We’re aiming to not only make a local impact. If you want to have that impact globally, you have to be there. The world is moving towards more sustainability, and we want to be one of the key players in that transition. We participated in Web Summit, one of the largest tech events in the world. This was our second year, and this time was even more beneficial for us than the first time. Out of thousands of products, we were nominated as one of the top 20 hardware products in the machine demo stage.. and we finished in the top 4. This is extremely exciting and gives us an indication that we’re moving in the right direction, that we’re doing something with a potentially global impact. And last June, we were also recognised by the WSA as one of the top 15 climate tech startups in Africa. The responsibility is a little overwhelming to be honest but it’s exciting.
How did Orange Corners contribute to your success?
Orange Corners Cairo was one of the most beneficial experiences I’ve been through. They support people however they can. They have mentors from all over the place, with different expertise. And even if they don’t have the facility or capability to help you at that point, they’ll figure something out, they’ll bring someone from outside to help you out.
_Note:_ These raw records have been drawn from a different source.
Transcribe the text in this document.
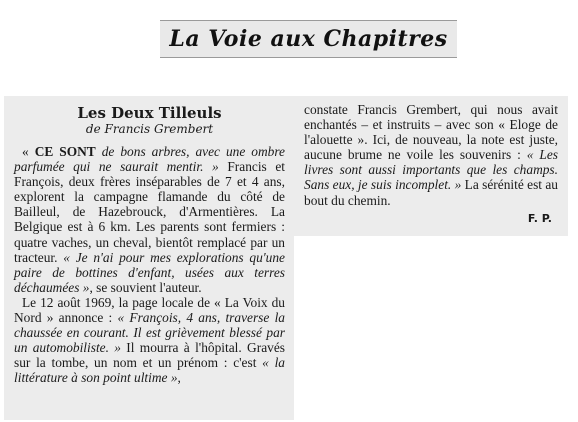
La Voie aux Chapitres
Les Deux Tilleuls
de Francis Grembert

« CE SONT de bons arbres, avec une ombre parfumée qui ne saurait mentir. » Francis et François, deux frères inséparables de 7 et 4 ans, explorent la campagne flamande du côté de Bailleul, de Hazebrouck, d'Armentières. La Belgique est à 6 km. Les parents sont fermiers : quatre vaches, un cheval, bientôt remplacé par un tracteur. « Je n'ai pour mes explorations qu'une paire de bottines d'enfant, usées aux terres déchaumées », se souvient l'auteur.

Le 12 août 1969, la page locale de « La Voix du Nord » annonce : « François, 4 ans, traverse la chaussée en courant. Il est grièvement blessé par un automobiliste. » Il mourra à l'hôpital. Gravés sur la tombe, un nom et un prénom : c'est « la littérature à son point ultime »,

constate Francis Grembert, qui nous avait enchantés – et instruits – avec son « Eloge de l'alouette ». Ici, de nouveau, la note est juste, aucune brume ne voile les souvenirs : « Les livres sont aussi importants que les champs. Sans eux, je suis incomplet. » La sérénité est au bout du chemin.

F. P.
And another important aspect which other programmes don’t provide here in Egypt is the networking part. Not networking in terms of investors, but in terms of key players or decision-makers in Egypt. We for example connected with the Ministry of International Cooperation through Orange Corners, or key players from one of the most important banks in Egypt. They open doors to different places for us. The Dutch Embassy here in Egypt also supports us. Whenever we need something, they listen to us and try to help us any way they can. So the introductions, the networking, the mentorship part are all super important.
Something I admire about Orange Corners, and I’m not talking about Seavo here, is that they’re trying to support people in places that investors aren’t typically interested in or where ecosystems aren’t in place yet, like in Upper Egypt. They do handicrafts, or something related to agriculture. For us it’s a little different, but I see the power of empowering those startups in those sectors that typically no one’s looking for.
Some final words of advice for fellow entrepreneurs?
Being an entrepreneur isn’t about generating money or building a venture, I believe entrepreneurs have the ability to bring change to their community. The entrepreneurial life is like a rollercoaster, with lots of ups and downs, but at the end of the day entrepreneurs have lasting impact on their communities, their cities, their neighbourhood.. so keep going, seek support from other entrepreneurs and try to change the surroundings or community you’re living in.
Thank you Aly for sharing your story, and we can’t help but blush a little at your super kind words about Orange Corners Cairo. We couldn’t be more excited about the launch of ORCA, your very first water scooter and hope to see you take Egypt, the GCC and the rest of the world by storm in 2023. Keep bringing that change!